Dino menjelaskan, dalam tubuh G20, negara-negara G7 yang terdiri dari Kanada, Prancis, Jerman, Italia, Jepang, Inggris, dan Amerika Serikat kompak menentang kehadiran Rusia.
Negara-negara MIKTA (Meksiko, Indonesia, Korea Selatan, Turki, dan Australia), juga sudah retak karena Perdana Menteri Australia Scott Morrison menentang kehadiran Presiden Rusia Vladimir Putin di KTT G20 Bali.
Sementara negara-negara BRICS (Brazil, Rusia, India, China, dan Afrika Selatan), tampaknya juga akan menentang upaya mengeluarkan Rusia dari G20.
Sedangkan negara-negara Amerika Latin seperti Argentina, Meksiko dan Arab Saudi dan Korea Selatan masih belum diketahui posisinya.
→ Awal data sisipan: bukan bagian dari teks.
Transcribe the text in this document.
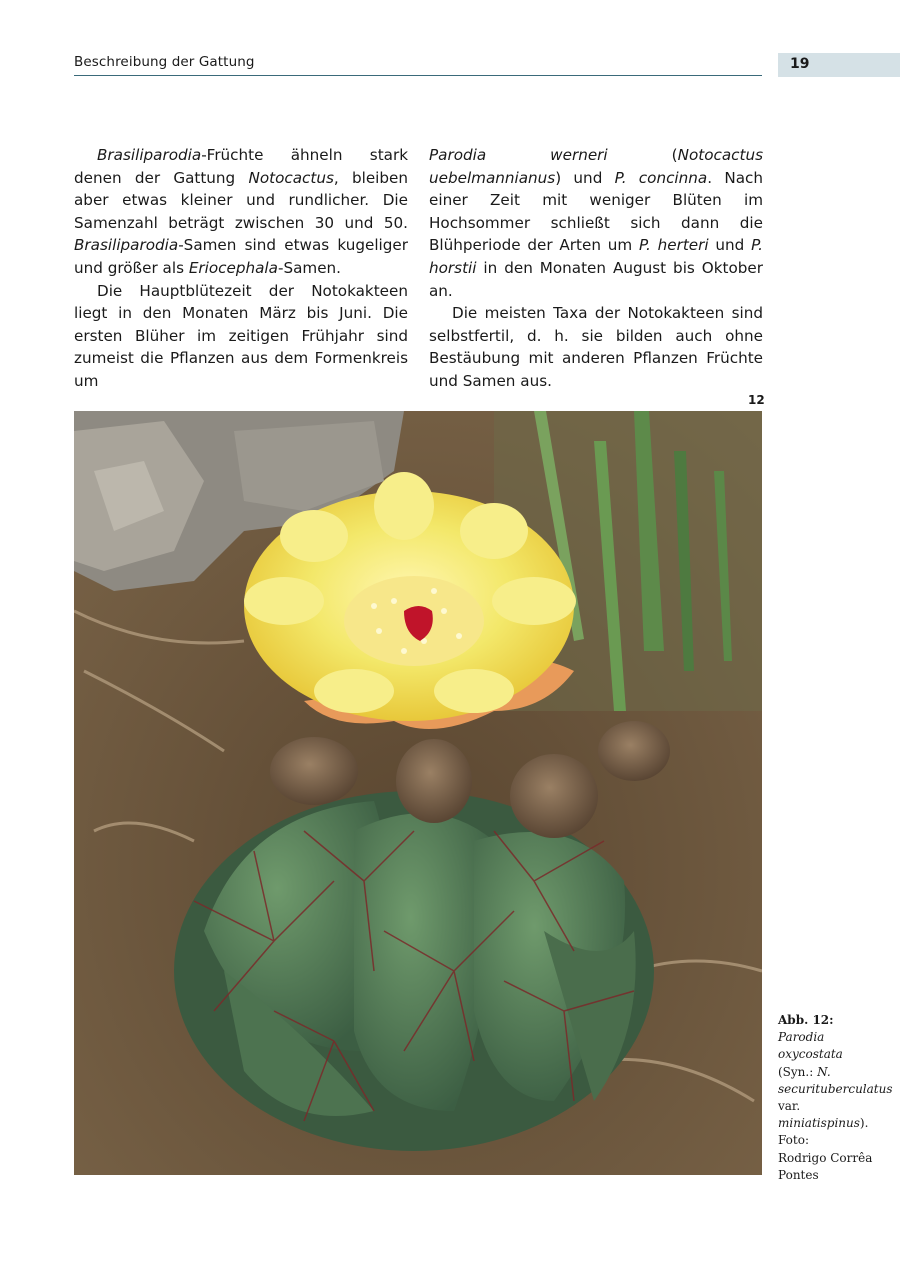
Beschreibung der Gattung	19

Brasiliparodia-Früchte ähneln stark denen der Gattung Notocactus, bleiben aber etwas kleiner und rundlicher. Die Samenzahl beträgt zwischen 30 und 50. Brasiliparodia-Samen sind etwas kugeliger und größer als Eriocephala-Samen.

Die Hauptblütezeit der Notokakteen liegt in den Monaten März bis Juni. Die ersten Blüher im zeitigen Frühjahr sind zumeist die Pflanzen aus dem Formenkreis um

Parodia werneri (Notocactus uebelmannianus) und P. concinna. Nach einer Zeit mit weniger Blüten im Hochsommer schließt sich dann die Blühperiode der Arten um P. herteri und P. horstii in den Monaten August bis Oktober an.

Die meisten Taxa der Notokakteen sind selbstfertil, d. h. sie bilden auch ohne Bestäubung mit anderen Pflanzen Früchte und Samen aus.

12
Abb. 12:
Parodia oxycostata
(Syn.: N. securituberculatus var. miniatispinus).
Foto:
Rodrigo Corrêa Pontes
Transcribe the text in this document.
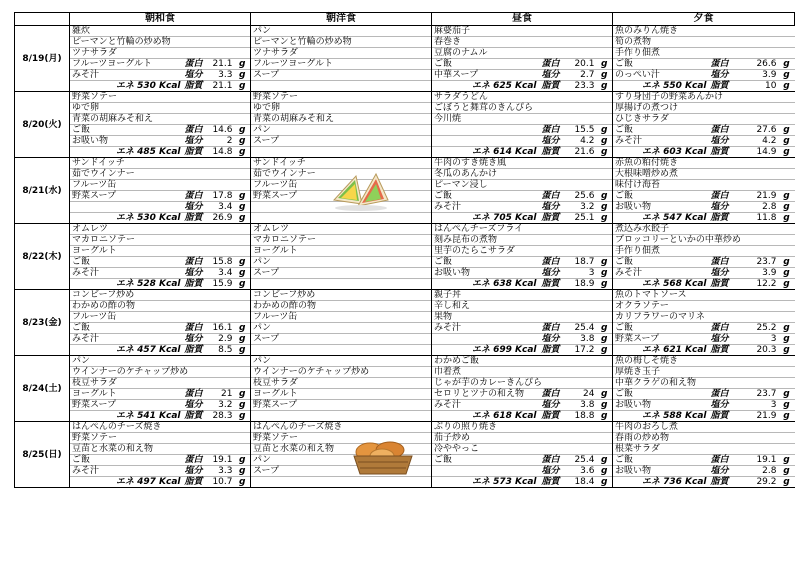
	朝和食				朝洋食	昼食				夕食			
8/19(月)	雑炊				パン	麻婆茄子				魚のみりん焼き			
	ピーマンと竹輪の炒め物				ピーマンと竹輪の炒め物	春巻き				筍の煮物			
	ツナサラダ				ツナサラダ	豆腐のナムル				手作り佃煮			
	フルーツヨーグルト	蛋白	21.1	g	フルーツヨーグルト	ご飯	蛋白	20.1	g	ご飯	蛋白	26.6	g
	みそ汁	塩分	3.3	g	スープ	中華スープ	塩分	2.7	g	のっぺい汁	塩分	3.9	g
	エネ 530 Kcal	脂質	21.1	g		エネ 625 Kcal	脂質	23.3	g	エネ 550 Kcal	脂質	10	g
8/20(火)	野菜ソテー				野菜ソテー	サラダうどん				すり身団子の野菜あんかけ			
	ゆで卵				ゆで卵	ごぼうと舞茸のきんぴら				厚揚げの煮つけ			
	青菜の胡麻みそ和え				青菜の胡麻みそ和え	今川焼				ひじきサラダ			
	ご飯	蛋白	14.6	g	パン		蛋白	15.5	g	ご飯	蛋白	27.6	g
	お吸い物	塩分	2	g	スープ		塩分	4.2	g	みそ汁	塩分	4.2	g
	エネ 485 Kcal	脂質	14.8	g		エネ 614 Kcal	脂質	21.6	g	エネ 603 Kcal	脂質	14.9	g
8/21(水)	サンドイッチ				サンドイッチ	牛肉のすき焼き風				赤魚の粕付焼き			
	茹でウインナー				茹でウインナー	冬瓜のあんかけ				大根味噌炒め煮			
	フルーツ缶				フルーツ缶	ピーマン浸し				味付け海苔			
	野菜スープ	蛋白	17.8	g	野菜スープ	ご飯	蛋白	25.6	g	ご飯	蛋白	21.9	g
		塩分	3.4	g		みそ汁	塩分	3.2	g	お吸い物	塩分	2.8	g
	エネ 530 Kcal	脂質	26.9	g		エネ 705 Kcal	脂質	25.1	g	エネ 547 Kcal	脂質	11.8	g
8/22(木)	オムレツ				オムレツ	はんぺんチーズフライ				煮込み水餃子			
	マカロニソテー				マカロニソテー	刻み昆布の煮物				ブロッコリーといかの中華炒め			
	ヨーグルト				ヨーグルト	里芋のたらこサラダ				手作り佃煮			
	ご飯	蛋白	15.8	g	パン	ご飯	蛋白	18.7	g	ご飯	蛋白	23.7	g
	みそ汁	塩分	3.4	g	スープ	お吸い物	塩分	3	g	みそ汁	塩分	3.9	g
	エネ 528 Kcal	脂質	15.9	g		エネ 638 Kcal	脂質	18.9	g	エネ 568 Kcal	脂質	12.2	g
8/23(金)	コンビーフ炒め				コンビーフ炒め	親子丼				魚のトマトソース			
	わかめの酢の物				わかめの酢の物	辛し和え				オクラソテー			
	フルーツ缶				フルーツ缶	果物				カリフラワーのマリネ			
	ご飯	蛋白	16.1	g	パン	みそ汁	蛋白	25.4	g	ご飯	蛋白	25.2	g
	みそ汁	塩分	2.9	g	スープ		塩分	3.8	g	野菜スープ	塩分	3	g
	エネ 457 Kcal	脂質	8.5	g		エネ 699 Kcal	脂質	17.2	g	エネ 621 Kcal	脂質	20.3	g
8/24(土)	パン				パン	わかめご飯				魚の梅しそ焼き			
	ウインナーのケチャップ炒め				ウインナーのケチャップ炒め	巾着煮				厚焼き玉子			
	枝豆サラダ				枝豆サラダ	じゃが芋のカレーきんぴら				中華クラゲの和え物			
	ヨーグルト	蛋白	21	g	ヨーグルト	セロリとツナの和え物	蛋白	24	g	ご飯	蛋白	23.7	g
	野菜スープ	塩分	3.2	g	野菜スープ	みそ汁	塩分	3.8	g	お吸い物	塩分	3	g
	エネ 541 Kcal	脂質	28.3	g		エネ 618 Kcal	脂質	18.8	g	エネ 588 Kcal	脂質	21.9	g
8/25(日)	はんぺんのチーズ焼き				はんぺんのチーズ焼き	ぶりの照り焼き				牛肉のおろし煮			
	野菜ソテー				野菜ソテー	茄子炒め				春雨の炒め物			
	豆苗と水菜の和え物				豆苗と水菜の和え物	冷ややっこ				根菜サラダ			
	ご飯	蛋白	19.1	g	パン	ご飯	蛋白	25.4	g	ご飯	蛋白	19.1	g
	みそ汁	塩分	3.3	g	スープ		塩分	3.6	g	お吸い物	塩分	2.8	g
	エネ 497 Kcal	脂質	10.7	g		エネ 573 Kcal	脂質	18.4	g	エネ 736 Kcal	脂質	29.2	g
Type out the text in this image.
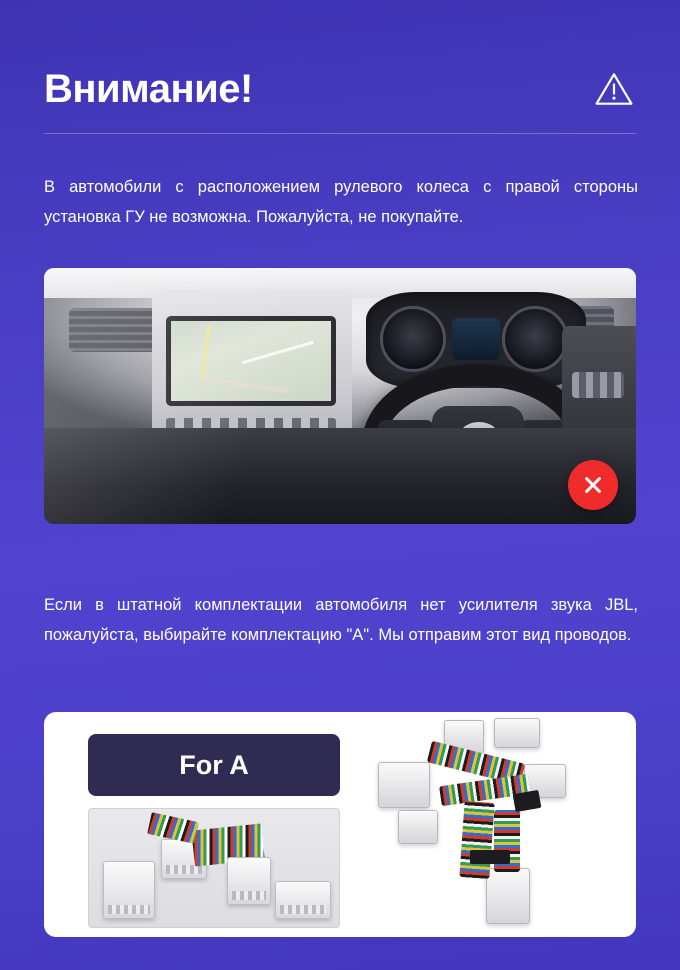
Внимание!
В автомобили с расположением рулевого колеса с правой стороны установка ГУ не возможна. Пожалуйста, не покупайте.
Если в штатной комплектации автомобиля нет усилителя звука JBL, пожалуйста, выбирайте комплектацию "A". Мы отправим этот вид проводов.
For A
Meski, seperti halnya Indonesia, mereka semua mendukung Resolusi Majelis Umum PBB yang mengecam Rusia.
Tak Mau Semeja Dengan Putin
Untuk diketahui, 14 dari total negara G20 mendukung Resolusi Majelis Umum PBB, yang menentang invasi Rusia ke Ukraina.
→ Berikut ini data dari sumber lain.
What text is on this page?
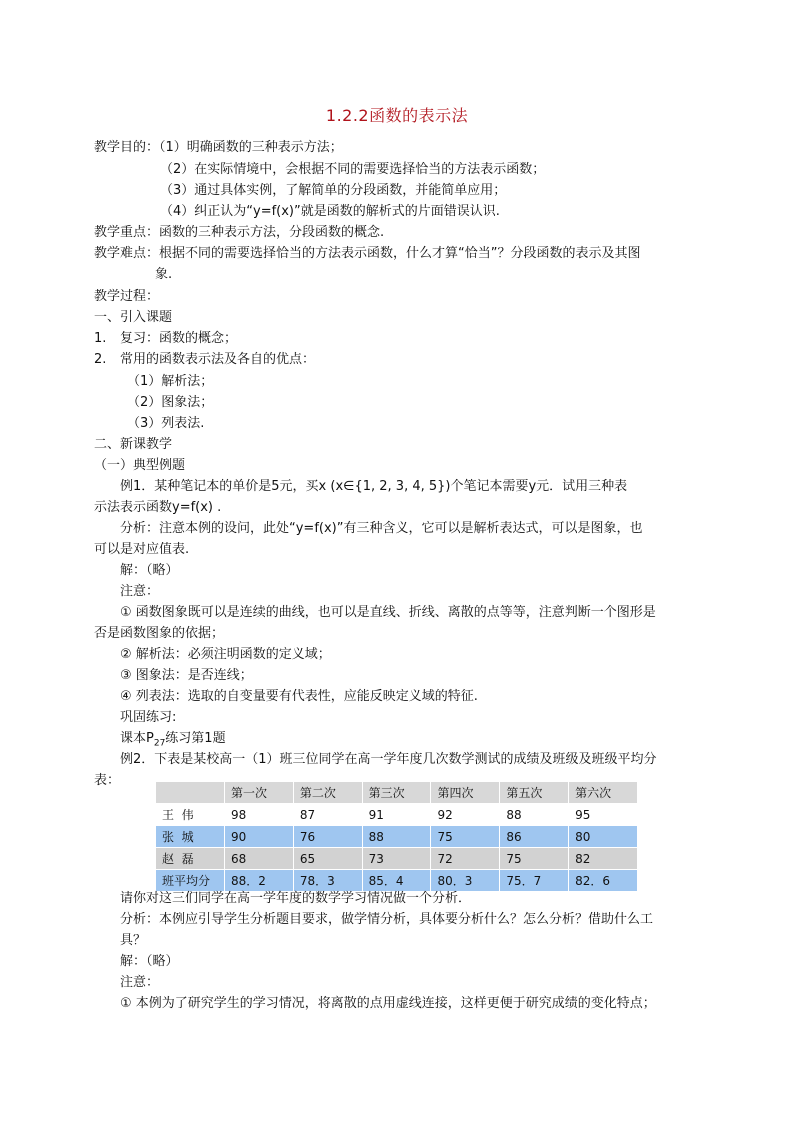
1.2.2函数的表示法
教学目的：（1）明确函数的三种表示方法；
（2）在实际情境中，会根据不同的需要选择恰当的方法表示函数；
（3）通过具体实例，了解简单的分段函数，并能简单应用；
（4）纠正认为“y=f(x)”就是函数的解析式的片面错误认识.
教学重点：函数的三种表示方法，分段函数的概念.
教学难点：根据不同的需要选择恰当的方法表示函数，什么才算“恰当”？分段函数的表示及其图
象.
教学过程：
一、引入课题
1. 复习：函数的概念；
2. 常用的函数表示法及各自的优点：
（1）解析法；
（2）图象法；
（3）列表法.
二、新课教学
（一）典型例题
例1．某种笔记本的单价是5元，买x (x∈{1, 2, 3, 4, 5})个笔记本需要y元．试用三种表
示法表示函数y=f(x) .
分析：注意本例的设问，此处“y=f(x)”有三种含义，它可以是解析表达式，可以是图象，也
可以是对应值表.
解：（略）
注意：
① 函数图象既可以是连续的曲线，也可以是直线、折线、离散的点等等，注意判断一个图形是
否是函数图象的依据；
② 解析法：必须注明函数的定义域；
③ 图象法：是否连线；
④ 列表法：选取的自变量要有代表性，应能反映定义域的特征.
巩固练习:
课本$P_{27}$练习第1题
例2．下表是某校高一（1）班三位同学在高一学年度几次数学测试的成绩及班级及班级平均分
表：
	第一次	第二次	第三次	第四次	第五次	第六次
王  伟	98	87	91	92	88	95
张  城	90	76	88	75	86	80
赵  磊	68	65	73	72	75	82
班平均分	88．2	78．3	85．4	80．3	75．7	82．6
请你对这三们同学在高一学年度的数学学习情况做一个分析．
分析：本例应引导学生分析题目要求，做学情分析，具体要分析什么？怎么分析？借助什么工
具？
解：（略）
注意：
① 本例为了研究学生的学习情况，将离散的点用虚线连接，这样更便于研究成绩的变化特点；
11 negara tersebut bahkan menjadi co–sponsored resolusi tersebut.
“Yang perlu dicermati, suasana politik dalam tubuh G20 kini menjadi sangat buruk. Pertikaian geopolitik antara Barat dan Rusia semakin tajam. Sanksi ekonomi juga semakin gencar,” terang Dino.
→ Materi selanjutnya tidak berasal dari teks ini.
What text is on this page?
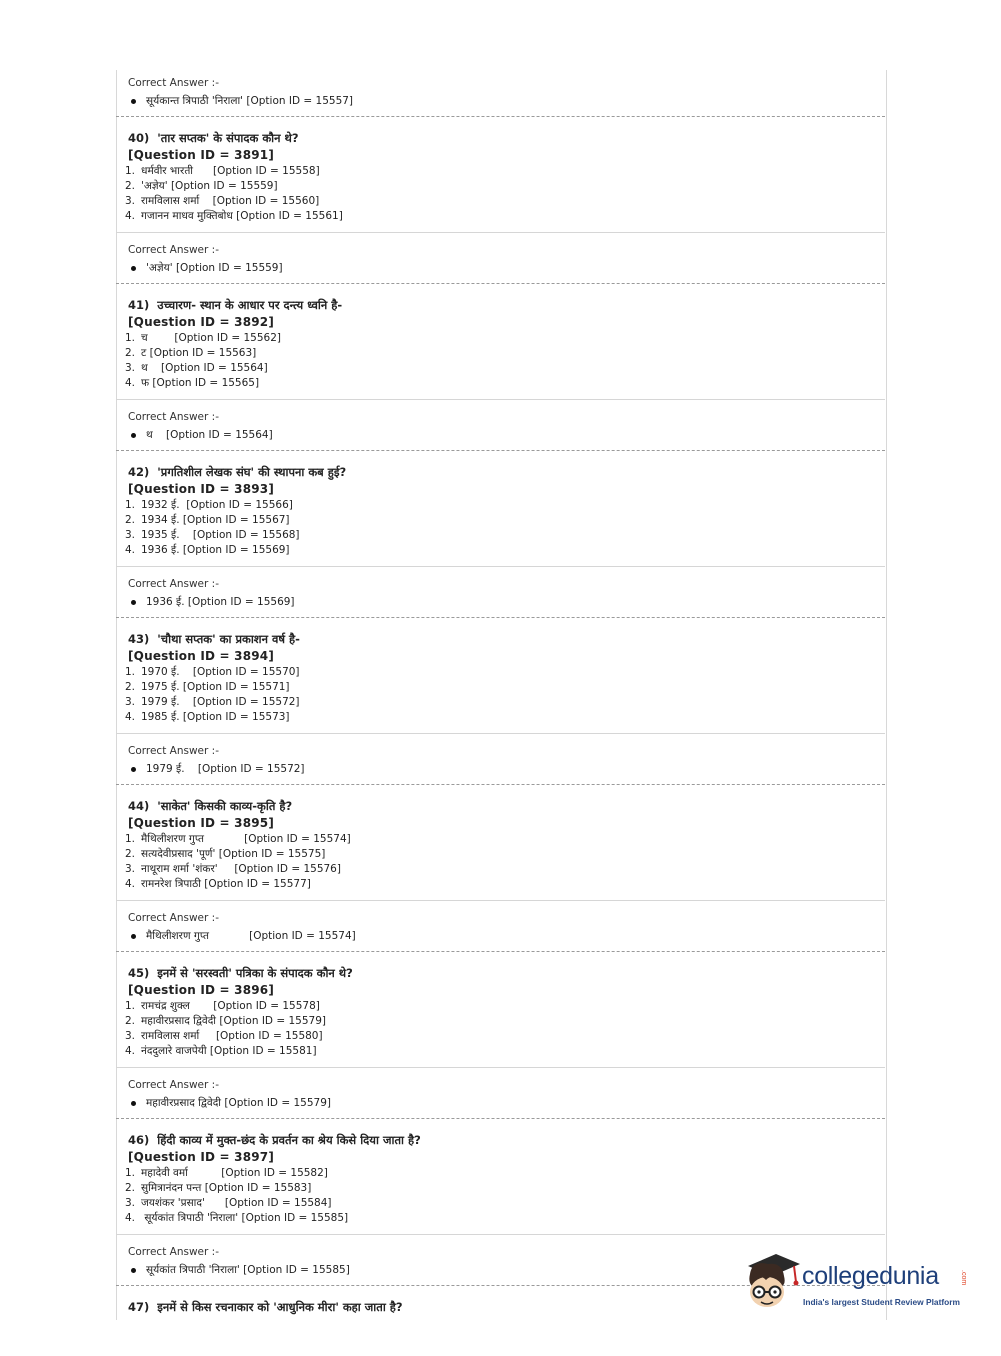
Correct Answer :-
सूर्यकान्त त्रिपाठी 'निराला' [Option ID = 15557]
40) 'तार सप्तक' के संपादक कौन थे?
[Question ID = 3891]
1. धर्मवीर भारती      [Option ID = 15558]
2. 'अज्ञेय' [Option ID = 15559]
3. रामविलास शर्मा    [Option ID = 15560]
4. गजानन माधव मुक्तिबोध [Option ID = 15561]
Correct Answer :-
'अज्ञेय' [Option ID = 15559]
41) उच्चारण- स्थान के आधार पर दन्त्य ध्वनि है-
[Question ID = 3892]
1. च        [Option ID = 15562]
2. ट [Option ID = 15563]
3. थ    [Option ID = 15564]
4. फ [Option ID = 15565]
Correct Answer :-
थ    [Option ID = 15564]
42) 'प्रगतिशील लेखक संघ' की स्थापना कब हुई?
[Question ID = 3893]
1. 1932 ई.  [Option ID = 15566]
2. 1934 ई. [Option ID = 15567]
3. 1935 ई.    [Option ID = 15568]
4. 1936 ई. [Option ID = 15569]
Correct Answer :-
1936 ई. [Option ID = 15569]
43) 'चौथा सप्तक' का प्रकाशन वर्ष है-
[Question ID = 3894]
1. 1970 ई.    [Option ID = 15570]
2. 1975 ई. [Option ID = 15571]
3. 1979 ई.    [Option ID = 15572]
4. 1985 ई. [Option ID = 15573]
Correct Answer :-
1979 ई.    [Option ID = 15572]
44) 'साकेत' किसकी काव्य-कृति है?
[Question ID = 3895]
1. मैथिलीशरण गुप्त            [Option ID = 15574]
2. सत्यदेवीप्रसाद 'पूर्ण' [Option ID = 15575]
3. नाथूराम शर्मा 'शंकर'     [Option ID = 15576]
4. रामनरेश त्रिपाठी [Option ID = 15577]
Correct Answer :-
मैथिलीशरण गुप्त            [Option ID = 15574]
45) इनमें से 'सरस्वती' पत्रिका के संपादक कौन थे?
[Question ID = 3896]
1. रामचंद्र शुक्ल       [Option ID = 15578]
2. महावीरप्रसाद द्विवेदी [Option ID = 15579]
3. रामविलास शर्मा     [Option ID = 15580]
4. नंददुलारे वाजपेयी [Option ID = 15581]
Correct Answer :-
महावीरप्रसाद द्विवेदी [Option ID = 15579]
46) हिंदी काव्य में मुक्त-छंद के प्रवर्तन का श्रेय किसे दिया जाता है?
[Question ID = 3897]
1. महादेवी वर्मा          [Option ID = 15582]
2. सुमित्रानंदन पन्त [Option ID = 15583]
3. जयशंकर 'प्रसाद'      [Option ID = 15584]
4. सूर्यकांत त्रिपाठी 'निराला' [Option ID = 15585]
Correct Answer :-
सूर्यकांत त्रिपाठी 'निराला' [Option ID = 15585]
47) इनमें से किस रचनाकार को 'आधुनिक मीरा' कहा जाता है?
collegedunia	.com
India's largest Student Review Platform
Dia menegaskan, pemimpin-pemimpin negara Barat di G20 tidak mau duduk semeja dengan Presiden Putin.
Menurutnya, kalau Rusia berhasil menaklukkan Ukraina dalam beberapa minggu atau bulan, pertikaian Rusia dan Barat akan semakin memuncak.
Dan kalaupun ada perdamaian di Ukraina, pertikaian antara Barat dan Rusia juga akan terus berlanjut. Karena sudah menjadi konflik strategis dan sistemik.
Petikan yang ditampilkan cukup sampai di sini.